Facebook ban fake Russian accounts for spreading misinformation
Photo by REUTERS/Dado Ruvic /Files

Ahead of the 2020 US presidential election, Facebook is stepping up its efforts to ensure it is not used as a tool to interfere in politics and democracies around the world.

The company announced it has removed four networks of fake, state-backed misinformation-spreading accounts based in Russia and Iran. These networks sought to disrupt elections in the US, North Africa, and Latin America, the company said. In the past year, Facebook said it has taken down 50 such clusters of accounts, a sign that efforts to use its services to disrupt elections are not letting up.

"Elections have changed significantly since 2016 and Facebook has too," CEO Mark Zuckerberg said in a conference call Monday. The social media giant faced heavy criticism over failing to prevent fake accounts based in Russia from spreading misinformation during the 2016 US presidential election campaign. The company said Monday that the banned networks "showed links" to Russia's Internet Research Agency, which operated a "troll farm" Washington says was instrumental in interfering with the 2016 vote.

According dw.com, a report released Monday by the social media analytics firm Graphika said the takedown involved 50 accounts on the picture-sharing platform Instagram, half of which claimed to be based in swing states, especially Florida. Graphika said the accounts were all linked to the same operation and claimed to represent activist groups from both sides of the political spectrum with a high potential for polarization.

These included "black activist groups, advocates speaking out against police violence, police supporters, LGBT+ groups, Christian conservatives, Muslims, environmentalists, gun-rights activists, southern Confederates and supporters of Senator Bernie Sanders and President Donald Trump."

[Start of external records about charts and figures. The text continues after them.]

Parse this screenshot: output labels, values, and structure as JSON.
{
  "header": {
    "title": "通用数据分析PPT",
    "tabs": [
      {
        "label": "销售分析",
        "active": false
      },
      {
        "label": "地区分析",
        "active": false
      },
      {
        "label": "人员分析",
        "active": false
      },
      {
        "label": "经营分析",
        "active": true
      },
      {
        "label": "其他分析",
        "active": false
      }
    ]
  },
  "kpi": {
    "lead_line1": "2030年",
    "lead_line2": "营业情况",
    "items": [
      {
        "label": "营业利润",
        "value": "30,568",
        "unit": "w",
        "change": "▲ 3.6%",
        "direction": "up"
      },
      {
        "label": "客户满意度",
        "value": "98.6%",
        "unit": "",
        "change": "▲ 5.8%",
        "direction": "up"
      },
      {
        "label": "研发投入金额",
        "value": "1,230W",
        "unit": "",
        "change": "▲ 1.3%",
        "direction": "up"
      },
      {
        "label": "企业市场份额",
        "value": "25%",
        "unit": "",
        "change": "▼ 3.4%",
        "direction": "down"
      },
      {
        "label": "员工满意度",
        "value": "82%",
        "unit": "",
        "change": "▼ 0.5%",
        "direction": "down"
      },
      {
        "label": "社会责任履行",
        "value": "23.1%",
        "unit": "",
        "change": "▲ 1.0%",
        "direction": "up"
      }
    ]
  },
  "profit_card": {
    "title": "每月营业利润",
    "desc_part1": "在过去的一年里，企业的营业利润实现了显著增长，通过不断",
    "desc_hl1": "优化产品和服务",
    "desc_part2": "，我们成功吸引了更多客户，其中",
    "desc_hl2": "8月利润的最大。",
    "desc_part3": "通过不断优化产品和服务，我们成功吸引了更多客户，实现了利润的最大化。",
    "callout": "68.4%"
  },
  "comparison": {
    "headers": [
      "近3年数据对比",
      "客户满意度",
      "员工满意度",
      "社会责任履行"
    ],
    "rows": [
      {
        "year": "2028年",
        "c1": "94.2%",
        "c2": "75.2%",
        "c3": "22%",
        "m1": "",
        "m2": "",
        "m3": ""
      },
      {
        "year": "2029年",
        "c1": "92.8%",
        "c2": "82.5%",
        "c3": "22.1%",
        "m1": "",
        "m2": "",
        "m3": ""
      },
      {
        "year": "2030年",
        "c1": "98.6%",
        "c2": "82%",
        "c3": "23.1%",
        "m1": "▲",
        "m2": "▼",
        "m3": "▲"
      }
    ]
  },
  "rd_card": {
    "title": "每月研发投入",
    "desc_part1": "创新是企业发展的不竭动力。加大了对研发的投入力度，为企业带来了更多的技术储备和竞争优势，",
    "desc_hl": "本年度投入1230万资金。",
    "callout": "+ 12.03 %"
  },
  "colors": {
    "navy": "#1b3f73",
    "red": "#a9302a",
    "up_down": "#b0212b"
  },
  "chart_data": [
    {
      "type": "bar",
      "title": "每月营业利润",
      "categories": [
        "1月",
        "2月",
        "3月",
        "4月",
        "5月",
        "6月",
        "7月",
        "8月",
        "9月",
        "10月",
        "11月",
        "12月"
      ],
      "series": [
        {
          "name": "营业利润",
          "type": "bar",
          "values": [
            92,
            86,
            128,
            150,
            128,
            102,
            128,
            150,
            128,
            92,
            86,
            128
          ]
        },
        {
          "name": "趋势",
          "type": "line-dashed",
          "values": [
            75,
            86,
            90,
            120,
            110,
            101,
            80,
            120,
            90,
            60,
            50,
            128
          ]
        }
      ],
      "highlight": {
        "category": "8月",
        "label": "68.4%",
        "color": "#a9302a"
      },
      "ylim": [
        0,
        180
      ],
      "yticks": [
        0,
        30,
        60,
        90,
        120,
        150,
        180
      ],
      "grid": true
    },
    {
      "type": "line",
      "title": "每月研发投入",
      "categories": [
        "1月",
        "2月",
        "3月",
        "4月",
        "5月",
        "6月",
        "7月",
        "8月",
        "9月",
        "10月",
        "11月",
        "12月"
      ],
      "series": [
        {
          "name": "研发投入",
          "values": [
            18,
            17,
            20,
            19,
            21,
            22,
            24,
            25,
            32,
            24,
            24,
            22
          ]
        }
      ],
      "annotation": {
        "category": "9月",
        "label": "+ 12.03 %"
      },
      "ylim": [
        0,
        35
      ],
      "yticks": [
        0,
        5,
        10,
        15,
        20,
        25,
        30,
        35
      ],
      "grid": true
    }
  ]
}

As part of its efforts to clamp down on misinformation, Facebook said it will add more prominent labels on debunked posts on Facebook as well as on Instagram. It will put labels on top of what are deemed "false" and "partly false" photos and videos. But Facebook will continue to allow politicians to run ads containing misinformation. And it hasn't said much about how it handles misinformation spread on its private messaging services such as WhatsApp and Messenger, at least beyond simple measures such as limiting how many times messages can be forwarded.